If 18-year-old Emelia Parker was standing 2 feet to the right at the Freya Street Dutch Bros on Aug. 20, 2021, she likely would have been killed.
This week, she flew almost 430 miles from Boise, where she goes to college, to celebrate Wednesday’s grand reopening of the coffee stand. It was destroyed when a dump truck driver crashed through the popular drive-thru that day two years ago. Nine other cars were hit and seven people were sent to the hospital. One person broke her pelvis, but no one else was severely injured.
McGavin Medrain pleaded guilty to vehicular assault in February 2022 and was sentenced to 15 months in prison for the incident. A state trooper conducted a sobriety test after the crash and determined Medrain was intoxicated on an unknown substance, court documents said.
Emelia Parker’s father, Kevin Parker, owns the South Freya Street Dutch Bros. He is a former state legislator and a teacher at both Whitworth and Gonzaga universities. As of now, Kevin Parker really does believe in miracles, especially after all the employees – one of them being his daughter – survived the crash.
“The common phrase I kept hearing from police and fire was that it was a miracle,” he said. “They were shocked everyone was alive.”
The driver crashed through the building just 2 feet from where Emelia Parker was standing. The force of the impact caused employees to fly backwards and out of the way of the truck.
Jasmine Suwanmaneedang, a Dutch Bros employee, wasn’t with the company at the time. But her grandfather, her mother and her sister were all piled in their white Ford Flex, waiting at the drive-thru window for their drinks. When the truck hit, their car caved in on the left side. The windshield shattered. The bumper detached. Her three family members had to be removed from the car through the sunroof, she said.
“I was at work. My twin brother came in. All he said was, ‘Mom got hit, we have to go to the hospital.’ I cried the whole way,” Suwanmaneedang said. “Finally I got a FaceTime call from my family in the ambulance. They had their neck braces on … They were only there for a couple hours, with cuts and bruises … But it was so shocking.”
Suwanmaneedang scrolled through pictures of the car on her cellphone outside the Dutch Bros. She pointed to one photo of the car, buried in rubble.
“Looking at the car, you’d think nobody survived,” she said at the reopening on Wednesday.
Immediately after the crash, nobody could leave the coffee stand. There was no longer an exit, just a pile of wreckage. Emelia Parker said a concerned customer sprang into action and broke the glass on one of the windows so the rest of the employees could climb out of it.
“I was scared, I just wanted out of the stand,” Emelia Parker said. “But I was fine. I didn’t get hurt.”
The fire department called Kevin Parker, and he raced to Freya Street as soon as he could – all the employees were huddled together, standing out of the way of the chaotic mess of concrete and glass.
But the Dutch Bros “family,” as they call it, was resilient.
“They were already focused on moving forward,” Kevin Parker said.

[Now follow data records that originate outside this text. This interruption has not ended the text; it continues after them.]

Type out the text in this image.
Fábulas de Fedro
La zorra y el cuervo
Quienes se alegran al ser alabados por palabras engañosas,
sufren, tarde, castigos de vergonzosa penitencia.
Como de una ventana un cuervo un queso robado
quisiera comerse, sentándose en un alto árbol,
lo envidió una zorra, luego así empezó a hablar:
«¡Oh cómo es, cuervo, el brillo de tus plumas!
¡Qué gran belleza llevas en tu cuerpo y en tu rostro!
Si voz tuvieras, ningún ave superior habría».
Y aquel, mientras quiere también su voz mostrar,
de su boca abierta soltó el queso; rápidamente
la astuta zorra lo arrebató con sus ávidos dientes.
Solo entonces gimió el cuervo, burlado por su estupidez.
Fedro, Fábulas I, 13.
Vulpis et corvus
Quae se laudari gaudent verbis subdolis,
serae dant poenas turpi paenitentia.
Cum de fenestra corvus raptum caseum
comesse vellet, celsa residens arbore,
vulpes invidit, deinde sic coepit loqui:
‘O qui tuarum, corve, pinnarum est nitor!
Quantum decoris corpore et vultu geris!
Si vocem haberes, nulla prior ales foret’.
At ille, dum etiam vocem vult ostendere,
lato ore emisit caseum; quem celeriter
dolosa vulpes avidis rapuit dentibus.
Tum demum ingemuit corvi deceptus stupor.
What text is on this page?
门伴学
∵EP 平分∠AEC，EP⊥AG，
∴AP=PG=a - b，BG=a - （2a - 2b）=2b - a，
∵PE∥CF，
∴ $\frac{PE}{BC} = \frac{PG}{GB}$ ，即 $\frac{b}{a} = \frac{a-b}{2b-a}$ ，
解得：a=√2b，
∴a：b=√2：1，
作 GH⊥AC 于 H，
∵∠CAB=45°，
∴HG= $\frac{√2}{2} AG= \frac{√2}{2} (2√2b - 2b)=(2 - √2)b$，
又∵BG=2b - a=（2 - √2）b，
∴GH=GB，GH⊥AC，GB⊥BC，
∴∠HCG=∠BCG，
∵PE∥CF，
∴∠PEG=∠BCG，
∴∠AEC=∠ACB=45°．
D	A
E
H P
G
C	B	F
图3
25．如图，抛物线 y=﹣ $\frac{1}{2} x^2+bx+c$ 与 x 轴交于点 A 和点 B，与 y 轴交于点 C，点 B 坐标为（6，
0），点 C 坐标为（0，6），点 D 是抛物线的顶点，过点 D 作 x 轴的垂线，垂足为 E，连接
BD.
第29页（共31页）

Kyle Duncan works at a different Dutch Bros, but on Wednesday he was outside of the grand reopening in the pouring rain with a loudspeaker, running in circles and jumping up and down. With glitter on his face, he was doing his best to energize the employees and continued to greet the customers in the drive-thru with a smile that never faded. He referred to himself as “the hype man.”
Duncan recalled just how special the moments after the crash were – he said the Parker family did as much as they could for the employees involved, which included paying them for the work they lost so they could continue to afford their bills. The family also had Dutch Bros employees over for dinner at their home, he said.
Freya Street Dutch Bros offered $1 off all drinks on Wednesday as part of the reopening. The company wrote on Facebook that a dollar from each of those drinks is going to the Dr. Martin Luther King Jr. Community Center. This is all part of the atmosphere, Duncan said.
“I have never had a job to where it’s like a family,” he said. “They are there for us in more ways than one.”
Editor’s note: This story was updated on Sept. 28, 2023, to reflect the extent of one person’s injuries.